Your Payments Could Fall Flat — At First
Not to mention the expense involved when employing new quality initiatives — monitoring and initiating new quality measures takes time, Crosswhite notes. And while you’re spending more on implementing a new quality-based system, your payments won’t necessarily reward you for simply working toward goals. So your pay could be low, at least at first, while your costs are going up.
Pitfall: This means that you could have a harder time maintaining revenue margins, because you have “a certain level of fixed costs that don’t go away,” Crosswhite warns. And this cost-versus-revenue struggle will likely reinforce trends toward consolidation in the healthcare industry — which is not always a bad thing, but it can lead to fewer alternatives for patients seeking healthcare services in smaller communities or rural areas.

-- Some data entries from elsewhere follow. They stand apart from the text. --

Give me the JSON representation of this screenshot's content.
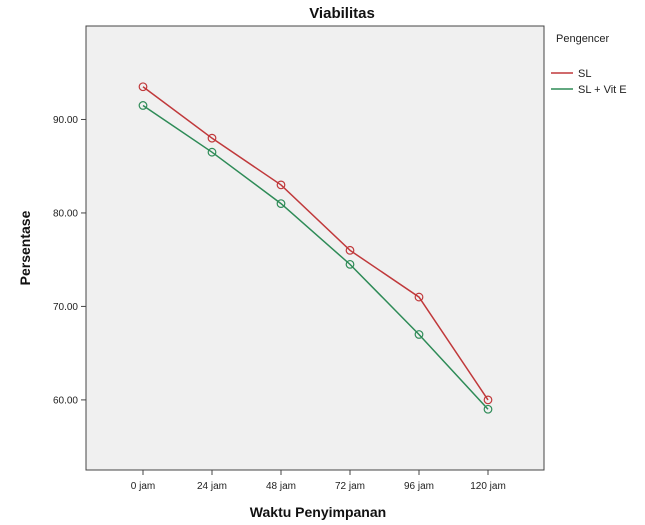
{
  "chart_data": {
    "type": "line",
    "title": "Viabilitas",
    "xlabel": "Waktu Penyimpanan",
    "ylabel": "Persentase",
    "categories": [
      "0 jam",
      "24 jam",
      "48 jam",
      "72 jam",
      "96 jam",
      "120 jam"
    ],
    "ylim": [
      52.5,
      100
    ],
    "yticks": [
      60,
      70,
      80,
      90
    ],
    "ytick_labels": [
      "60.00",
      "70.00",
      "80.00",
      "90.00"
    ],
    "grid": false,
    "legend_title": "Pengencer",
    "legend_position": "right",
    "series": [
      {
        "name": "SL",
        "color": "#c0393b",
        "values": [
          93.5,
          88.0,
          83.0,
          76.0,
          71.0,
          60.0
        ]
      },
      {
        "name": "SL + Vit E",
        "color": "#2e8b57",
        "values": [
          91.5,
          86.5,
          81.0,
          74.5,
          67.0,
          59.0
        ]
      }
    ],
    "marker": "circle-open"
  }
}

Private Payers May Cause You More Confusion
Another problem: You could have more confusion over vastly different payment systems, as well as coding/billing and quality reporting requirements, if state Medicaid agencies and private payers don’t follow in-step with the Medicare payment reforms. Historically, private payers have followed Medicare conventions, but there’s no telling how much they will conform to the new quality-based system.
On the other side of the coin, HHS could learn much from Medicare Advantage as an example of moving toward value-based payments, Crosswhite points out. HHS needs to have more of an approach of looking at what has worked (and hasn’t worked) in the past.

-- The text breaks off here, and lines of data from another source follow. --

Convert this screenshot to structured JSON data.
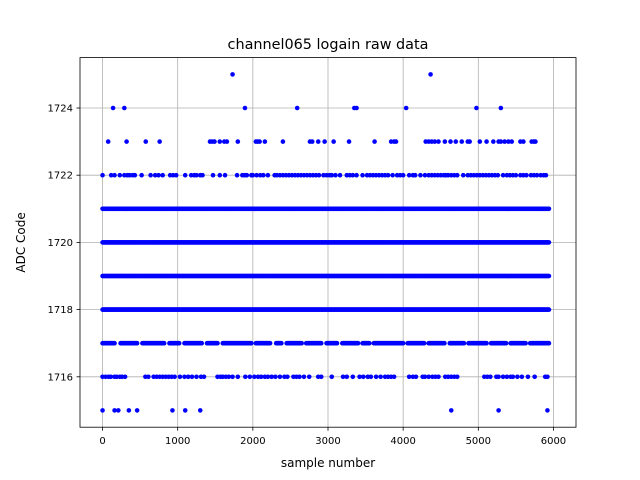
{
  "chart_data": {
    "type": "scatter",
    "title": "channel065 logain raw data",
    "xlabel": "sample number",
    "ylabel": "ADC Code",
    "xlim": [
      -300,
      6300
    ],
    "ylim": [
      1714.5,
      1725.5
    ],
    "xticks": [
      0,
      1000,
      2000,
      3000,
      4000,
      5000,
      6000
    ],
    "yticks": [
      1716,
      1718,
      1720,
      1722,
      1724
    ],
    "xtick_labels": [
      "0",
      "1000",
      "2000",
      "3000",
      "4000",
      "5000",
      "6000"
    ],
    "ytick_labels": [
      "1716",
      "1718",
      "1720",
      "1722",
      "1724"
    ],
    "grid": true,
    "color": "#0000ff",
    "n_samples": 5940,
    "levels": [
      {
        "y": 1725,
        "x": [
          1730,
          4365
        ]
      },
      {
        "y": 1724,
        "x": [
          140,
          290,
          1895,
          2590,
          3350,
          3380,
          4040,
          4975,
          5300
        ]
      },
      {
        "y": 1723,
        "x": [
          75,
          320,
          575,
          760,
          1430,
          1460,
          1490,
          1560,
          1620,
          1655,
          1800,
          2040,
          2065,
          2090,
          2160,
          2400,
          2760,
          2790,
          2870,
          2955,
          3075,
          3280,
          3620,
          3840,
          3880,
          3905,
          4300,
          4340,
          4380,
          4420,
          4470,
          4555,
          4630,
          4700,
          4780,
          4860,
          4885,
          5020,
          5110,
          5200,
          5270,
          5300,
          5350,
          5400,
          5445,
          5560,
          5600,
          5710,
          5740,
          5760
        ]
      },
      {
        "y": 1722,
        "x": [
          0,
          115,
          160,
          230,
          290,
          330,
          360,
          400,
          430,
          520,
          640,
          700,
          745,
          800,
          900,
          940,
          980,
          1100,
          1180,
          1220,
          1250,
          1300,
          1330,
          1470,
          1560,
          1630,
          1790,
          1860,
          1890,
          1920,
          1980,
          2000,
          2050,
          2100,
          2140,
          2200,
          2290,
          2320,
          2360,
          2400,
          2440,
          2480,
          2520,
          2560,
          2600,
          2640,
          2680,
          2720,
          2760,
          2800,
          2840,
          2880,
          2940,
          2980,
          3020,
          3050,
          3100,
          3160,
          3250,
          3290,
          3330,
          3380,
          3460,
          3520,
          3560,
          3600,
          3640,
          3680,
          3720,
          3760,
          3800,
          3860,
          3920,
          3960,
          4000,
          4080,
          4130,
          4160,
          4230,
          4290,
          4340,
          4380,
          4420,
          4460,
          4500,
          4540,
          4570,
          4600,
          4640,
          4680,
          4720,
          4800,
          4860,
          4900,
          4940,
          4980,
          5020,
          5060,
          5100,
          5140,
          5180,
          5220,
          5260,
          5330,
          5380,
          5420,
          5460,
          5500,
          5560,
          5600,
          5640,
          5700,
          5740,
          5780,
          5830,
          5870,
          5900
        ]
      },
      {
        "y": 1721,
        "dense": [
          [
            0,
            5940
          ]
        ]
      },
      {
        "y": 1720,
        "dense": [
          [
            0,
            5940
          ]
        ]
      },
      {
        "y": 1719,
        "dense": [
          [
            0,
            5940
          ]
        ]
      },
      {
        "y": 1718,
        "dense": [
          [
            0,
            5940
          ]
        ]
      },
      {
        "y": 1717,
        "dense": [
          [
            0,
            5940
          ]
        ],
        "gaps": [
          [
            170,
            230
          ],
          [
            470,
            520
          ],
          [
            830,
            880
          ],
          [
            1030,
            1080
          ],
          [
            1330,
            1380
          ],
          [
            1540,
            1590
          ],
          [
            1990,
            2030
          ],
          [
            2240,
            2300
          ],
          [
            2390,
            2440
          ],
          [
            2660,
            2700
          ],
          [
            2920,
            2970
          ],
          [
            3130,
            3180
          ],
          [
            3410,
            3450
          ],
          [
            3560,
            3600
          ],
          [
            4010,
            4050
          ],
          [
            4290,
            4330
          ],
          [
            4560,
            4610
          ],
          [
            4820,
            4860
          ],
          [
            5120,
            5160
          ],
          [
            5380,
            5420
          ],
          [
            5640,
            5680
          ]
        ]
      },
      {
        "y": 1716,
        "x": [
          0,
          40,
          80,
          110,
          160,
          190,
          230,
          260,
          300,
          570,
          610,
          680,
          720,
          760,
          800,
          840,
          880,
          920,
          960,
          1030,
          1090,
          1140,
          1190,
          1250,
          1310,
          1350,
          1530,
          1570,
          1600,
          1640,
          1680,
          1730,
          1800,
          1900,
          1960,
          2020,
          2070,
          2110,
          2160,
          2200,
          2250,
          2300,
          2360,
          2420,
          2460,
          2540,
          2580,
          2620,
          2680,
          2750,
          2870,
          2910,
          3050,
          3200,
          3250,
          3330,
          3420,
          3470,
          3530,
          3570,
          3640,
          3700,
          3760,
          3800,
          3840,
          3880,
          4080,
          4130,
          4170,
          4260,
          4290,
          4340,
          4390,
          4430,
          4470,
          4560,
          4600,
          4640,
          4680,
          4720,
          5080,
          5120,
          5160,
          5240,
          5270,
          5330,
          5380,
          5430,
          5460,
          5520,
          5580,
          5660,
          5750,
          5890,
          5920
        ]
      },
      {
        "y": 1715,
        "x": [
          0,
          160,
          210,
          350,
          460,
          930,
          1100,
          1300,
          4640,
          5270,
          5920
        ]
      }
    ]
  }
}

“Health plans have been on the forefront of implementing payment reforms in Medicare Advantage, Medicaid Managed Care, and in the commercial marketplace,” America’s Health Insurance Plans (AHIP) president and CEO Karen Ignagni said in Jan. 26 statement. Hopefully, no matter whether HHS follows private payers’ lead or vice-versa, all payers can get onto a somewhat similar page during the transition in the next few years.
Are You in for a Long, Bumpy Road Ahead?
Exactly how CMS plans to achieve these new goals is not yet clear, attorneys Carolyn Metnick and Stacey Callaghan lamented in a Feb. 2 blog posting for the law firm Akerman LLP. And several major industry organizations, including both the American Medical Association and the American Hospital Association, have asked CMS for more information regarding the phasing in of the new goals.

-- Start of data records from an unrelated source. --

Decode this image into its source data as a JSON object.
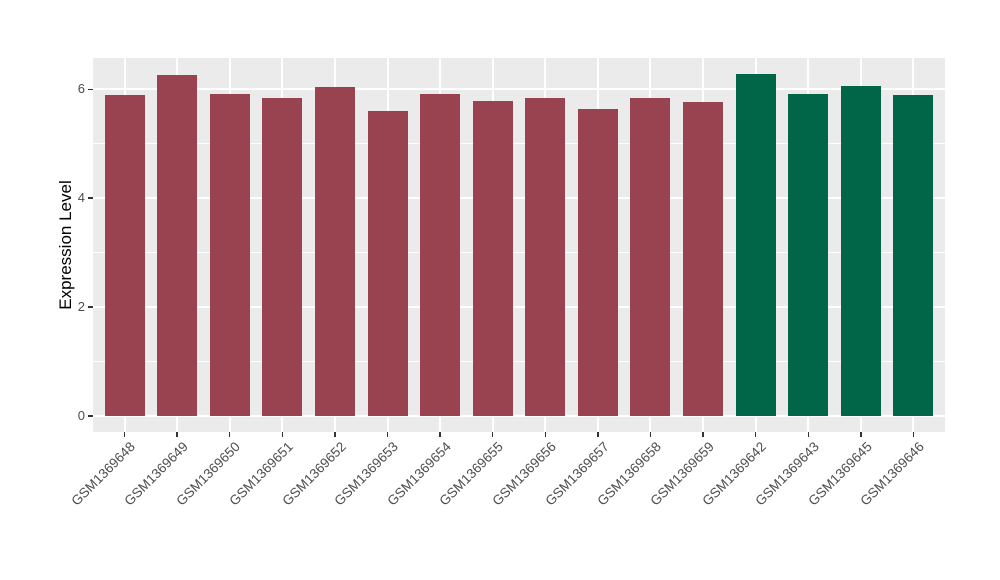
{
  "chart_data": {
    "type": "bar",
    "title": "",
    "xlabel": "",
    "ylabel": "Expression Level",
    "categories": [
      "GSM1369648",
      "GSM1369649",
      "GSM1369650",
      "GSM1369651",
      "GSM1369652",
      "GSM1369653",
      "GSM1369654",
      "GSM1369655",
      "GSM1369656",
      "GSM1369657",
      "GSM1369658",
      "GSM1369659",
      "GSM1369642",
      "GSM1369643",
      "GSM1369645",
      "GSM1369646"
    ],
    "values": [
      5.9,
      6.26,
      5.92,
      5.84,
      6.05,
      5.6,
      5.91,
      5.79,
      5.84,
      5.64,
      5.84,
      5.77,
      6.28,
      5.91,
      6.06,
      5.9
    ],
    "bars": [
      {
        "label": "GSM1369648",
        "value": 5.9,
        "color": "#9A4350",
        "group": "group1"
      },
      {
        "label": "GSM1369649",
        "value": 6.26,
        "color": "#9A4350",
        "group": "group1"
      },
      {
        "label": "GSM1369650",
        "value": 5.92,
        "color": "#9A4350",
        "group": "group1"
      },
      {
        "label": "GSM1369651",
        "value": 5.84,
        "color": "#9A4350",
        "group": "group1"
      },
      {
        "label": "GSM1369652",
        "value": 6.05,
        "color": "#9A4350",
        "group": "group1"
      },
      {
        "label": "GSM1369653",
        "value": 5.6,
        "color": "#9A4350",
        "group": "group1"
      },
      {
        "label": "GSM1369654",
        "value": 5.91,
        "color": "#9A4350",
        "group": "group1"
      },
      {
        "label": "GSM1369655",
        "value": 5.79,
        "color": "#9A4350",
        "group": "group1"
      },
      {
        "label": "GSM1369656",
        "value": 5.84,
        "color": "#9A4350",
        "group": "group1"
      },
      {
        "label": "GSM1369657",
        "value": 5.64,
        "color": "#9A4350",
        "group": "group1"
      },
      {
        "label": "GSM1369658",
        "value": 5.84,
        "color": "#9A4350",
        "group": "group1"
      },
      {
        "label": "GSM1369659",
        "value": 5.77,
        "color": "#9A4350",
        "group": "group1"
      },
      {
        "label": "GSM1369642",
        "value": 6.28,
        "color": "#006647",
        "group": "group2"
      },
      {
        "label": "GSM1369643",
        "value": 5.91,
        "color": "#006647",
        "group": "group2"
      },
      {
        "label": "GSM1369645",
        "value": 6.06,
        "color": "#006647",
        "group": "group2"
      },
      {
        "label": "GSM1369646",
        "value": 5.9,
        "color": "#006647",
        "group": "group2"
      }
    ],
    "yticks": [
      0,
      2,
      4,
      6
    ],
    "yticks_minor": [
      1,
      3,
      5
    ],
    "ylim_display": [
      -0.295,
      6.575
    ],
    "x_tick_rotation": 45,
    "grid": true,
    "legend": false,
    "colors": {
      "bar_red": "#9A4350",
      "bar_green": "#006647",
      "panel_bg": "#EBEBEB",
      "grid": "#FFFFFF",
      "tick": "#333333",
      "tick_label": "#4D4D4D",
      "axis_title": "#000000",
      "figure_bg": "#FFFFFF"
    }
  }
}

In a Jan. 27 statement, the American College of Physicians’ president David Fleming, MD, MS, MACP applauded the move to a quality-based payment model, but he also cited the following major steps required to achieve CMS’ goals:
1. Repeal the Medicare Sustainable Growth Rate (SGR) formula.
2. Harmonize the quality measures used in the current Medicare reporting programs (PQRS, e-prescribing, meaningful use, Medicare value-modifier) with each other and with the measures that private payers use.
3. Partner with professional medical membership societies to support and prioritize the transition efforts.
4. Ramp up and expand the Comprehensive Primary Care Initiative and other programs funded by the Center for Medicare and Medicaid Innovation.
5. Continue to improve traditional FFS to facilitate the transition to value-based models.
6. Ensure that the National Quality Forum validates all performance measures.
7. Improve the functionality of EHRs and make changes to the meaningful use program.
Bottom line: CMS will soon issue more specific guidance and action points on exactly how this transition will occur — and what the proposed value- and quality-based payment systems will actually look like. Get ready to prepare your organization for this major change.
Resources: To read a fact sheet about these Medicare payment changes, go to www.cms.gov/Newsroom/MediaReleaseDatabase/Fact-sheets/2015-Fact-sheets-items/2015-01-26.html. Also, a fact sheet on the Learning and Action Network is available at www.cms.gov/Newsroom/MediaReleaseDatabase/Fact-sheets/2015-Fact-sheets-items/2015-01-26-3.html.